Today, the concentration of businesses has caused the disappearance of many of the family businesses that made the social fabric of the Parisian HSP unique. Its social structure is now perfectly similar to that of the French upper bourgeoisie in general: business leaders, engineers, lawyers, doctors, senior executives, senior civil servants and academics. The secularization of society also removes part of its relevance from the notion of HSP, which today appears much more diluted than at the end of the 19th century, despite the counts of personalities from the economic world of Protestant origin produced at the occasion by certain authors.

===In provincial towns===
Certain large French cities, notably those located in traditional Protestant areas, also had their Protestant upper bourgeoisie: this is the case, for example, of Strasbourg, Mulhouse, Bordeaux, Lyon, Montpellier or Nîmes. The evolution of these social groups is of the same nature as that of the Parisian HSP. For example, in Lyon, the HSP represented at the beginning of the 21st century at most around thirty families and it practically ceased to exist at the end of the sixties, "when the ostracism towards Protestants from the Catholic bourgeoisie of Lyon ceased".

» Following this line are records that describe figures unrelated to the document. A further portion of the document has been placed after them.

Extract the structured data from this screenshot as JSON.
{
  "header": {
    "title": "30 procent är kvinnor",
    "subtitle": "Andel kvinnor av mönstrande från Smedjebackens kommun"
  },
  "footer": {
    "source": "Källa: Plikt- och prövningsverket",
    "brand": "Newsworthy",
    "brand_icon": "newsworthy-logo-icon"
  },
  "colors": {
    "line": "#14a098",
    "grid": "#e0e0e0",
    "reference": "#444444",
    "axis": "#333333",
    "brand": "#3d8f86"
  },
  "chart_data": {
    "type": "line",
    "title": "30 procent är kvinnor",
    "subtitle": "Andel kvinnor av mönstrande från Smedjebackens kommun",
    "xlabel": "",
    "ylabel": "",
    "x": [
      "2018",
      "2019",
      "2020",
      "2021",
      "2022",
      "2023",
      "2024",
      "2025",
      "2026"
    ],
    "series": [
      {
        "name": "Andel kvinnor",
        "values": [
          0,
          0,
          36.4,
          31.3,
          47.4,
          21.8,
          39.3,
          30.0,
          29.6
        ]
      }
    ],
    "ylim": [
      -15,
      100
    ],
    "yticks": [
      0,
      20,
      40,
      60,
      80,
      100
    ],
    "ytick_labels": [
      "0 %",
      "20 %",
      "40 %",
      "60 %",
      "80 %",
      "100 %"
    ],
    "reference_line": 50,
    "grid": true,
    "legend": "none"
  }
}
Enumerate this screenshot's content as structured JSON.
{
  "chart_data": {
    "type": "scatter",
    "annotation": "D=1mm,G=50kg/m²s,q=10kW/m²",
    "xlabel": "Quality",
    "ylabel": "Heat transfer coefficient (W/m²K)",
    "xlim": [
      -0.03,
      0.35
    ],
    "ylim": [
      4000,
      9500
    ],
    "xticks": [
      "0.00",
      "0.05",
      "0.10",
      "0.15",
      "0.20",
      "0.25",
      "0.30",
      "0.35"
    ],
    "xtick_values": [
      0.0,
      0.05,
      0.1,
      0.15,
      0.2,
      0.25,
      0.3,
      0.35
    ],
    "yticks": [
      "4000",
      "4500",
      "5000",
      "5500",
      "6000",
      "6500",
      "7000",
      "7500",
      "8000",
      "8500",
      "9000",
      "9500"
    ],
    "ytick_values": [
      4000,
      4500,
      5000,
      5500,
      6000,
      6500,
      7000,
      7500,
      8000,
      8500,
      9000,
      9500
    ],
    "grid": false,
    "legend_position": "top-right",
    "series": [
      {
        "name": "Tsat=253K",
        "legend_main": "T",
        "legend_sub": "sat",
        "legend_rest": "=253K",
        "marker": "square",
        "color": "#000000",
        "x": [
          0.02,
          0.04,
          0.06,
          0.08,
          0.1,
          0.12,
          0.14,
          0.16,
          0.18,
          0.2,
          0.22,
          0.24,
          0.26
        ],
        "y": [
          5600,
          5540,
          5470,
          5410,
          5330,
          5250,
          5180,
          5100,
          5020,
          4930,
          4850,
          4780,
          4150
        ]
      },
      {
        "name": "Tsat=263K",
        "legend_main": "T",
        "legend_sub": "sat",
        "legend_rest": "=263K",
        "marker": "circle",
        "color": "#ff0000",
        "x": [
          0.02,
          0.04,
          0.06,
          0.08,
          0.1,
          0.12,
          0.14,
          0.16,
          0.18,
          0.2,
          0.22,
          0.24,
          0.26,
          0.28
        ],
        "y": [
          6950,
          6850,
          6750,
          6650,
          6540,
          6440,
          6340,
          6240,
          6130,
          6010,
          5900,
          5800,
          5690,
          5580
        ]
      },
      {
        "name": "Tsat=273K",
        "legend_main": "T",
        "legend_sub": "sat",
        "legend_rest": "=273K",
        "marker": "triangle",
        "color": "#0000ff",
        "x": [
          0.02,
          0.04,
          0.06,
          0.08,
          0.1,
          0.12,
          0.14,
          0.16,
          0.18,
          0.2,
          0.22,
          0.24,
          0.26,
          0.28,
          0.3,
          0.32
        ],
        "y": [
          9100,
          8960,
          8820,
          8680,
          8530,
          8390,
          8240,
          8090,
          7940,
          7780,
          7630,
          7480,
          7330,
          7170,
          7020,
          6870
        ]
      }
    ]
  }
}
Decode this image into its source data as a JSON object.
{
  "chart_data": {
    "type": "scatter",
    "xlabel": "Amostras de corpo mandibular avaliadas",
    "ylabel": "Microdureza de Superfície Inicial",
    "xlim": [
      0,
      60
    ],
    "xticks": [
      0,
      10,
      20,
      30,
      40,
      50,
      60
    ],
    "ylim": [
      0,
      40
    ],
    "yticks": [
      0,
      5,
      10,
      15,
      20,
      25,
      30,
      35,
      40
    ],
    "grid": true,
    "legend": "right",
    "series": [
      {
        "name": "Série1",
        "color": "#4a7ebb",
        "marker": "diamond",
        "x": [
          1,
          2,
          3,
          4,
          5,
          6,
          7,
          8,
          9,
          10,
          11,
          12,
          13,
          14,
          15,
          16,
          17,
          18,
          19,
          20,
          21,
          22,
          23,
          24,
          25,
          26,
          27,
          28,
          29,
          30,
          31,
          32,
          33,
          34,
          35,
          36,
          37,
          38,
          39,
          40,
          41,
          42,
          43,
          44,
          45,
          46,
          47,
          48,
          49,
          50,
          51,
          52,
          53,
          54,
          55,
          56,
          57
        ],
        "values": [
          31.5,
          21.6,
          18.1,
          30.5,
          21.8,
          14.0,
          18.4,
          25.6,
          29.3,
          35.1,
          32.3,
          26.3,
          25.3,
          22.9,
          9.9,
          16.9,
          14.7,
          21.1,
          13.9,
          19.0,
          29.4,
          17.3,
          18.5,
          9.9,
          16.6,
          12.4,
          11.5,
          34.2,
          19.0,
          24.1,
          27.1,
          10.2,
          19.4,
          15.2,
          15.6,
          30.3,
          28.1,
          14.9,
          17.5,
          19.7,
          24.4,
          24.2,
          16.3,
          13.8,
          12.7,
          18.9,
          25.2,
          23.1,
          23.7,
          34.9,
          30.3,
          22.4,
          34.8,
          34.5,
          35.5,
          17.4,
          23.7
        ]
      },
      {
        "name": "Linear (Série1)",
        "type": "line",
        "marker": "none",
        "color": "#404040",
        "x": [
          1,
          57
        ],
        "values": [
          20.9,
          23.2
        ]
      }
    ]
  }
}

==Use of the expression in anti-Protestant polemics==
At the end of the 19th century, the royalist and anti-Semitic journalist Ernest Renauld denounced “the Huguenot oligarchy”, referring to certain high positions in the public service occupied by Protestants. For Renauld, there is an over-representation of Protestantism in certain places in society. He further maintains that if “a Protestant leaves; another comes in his place", hence his denunciation of a "Protestant peril", which is the title of his work published in 1899. The term "high Protestant society" is taken up by polemicists, because it evokes conspiratorial innuendoes, analogous to the “Two Hundred Families” or the “Judeo-Masonic conspiracy”. It is no longer used much in the 20th century, the primary anti-Protestantism à la Barrès having almost disappeared, despite the publication of a few pamphlets that were still quite acidic.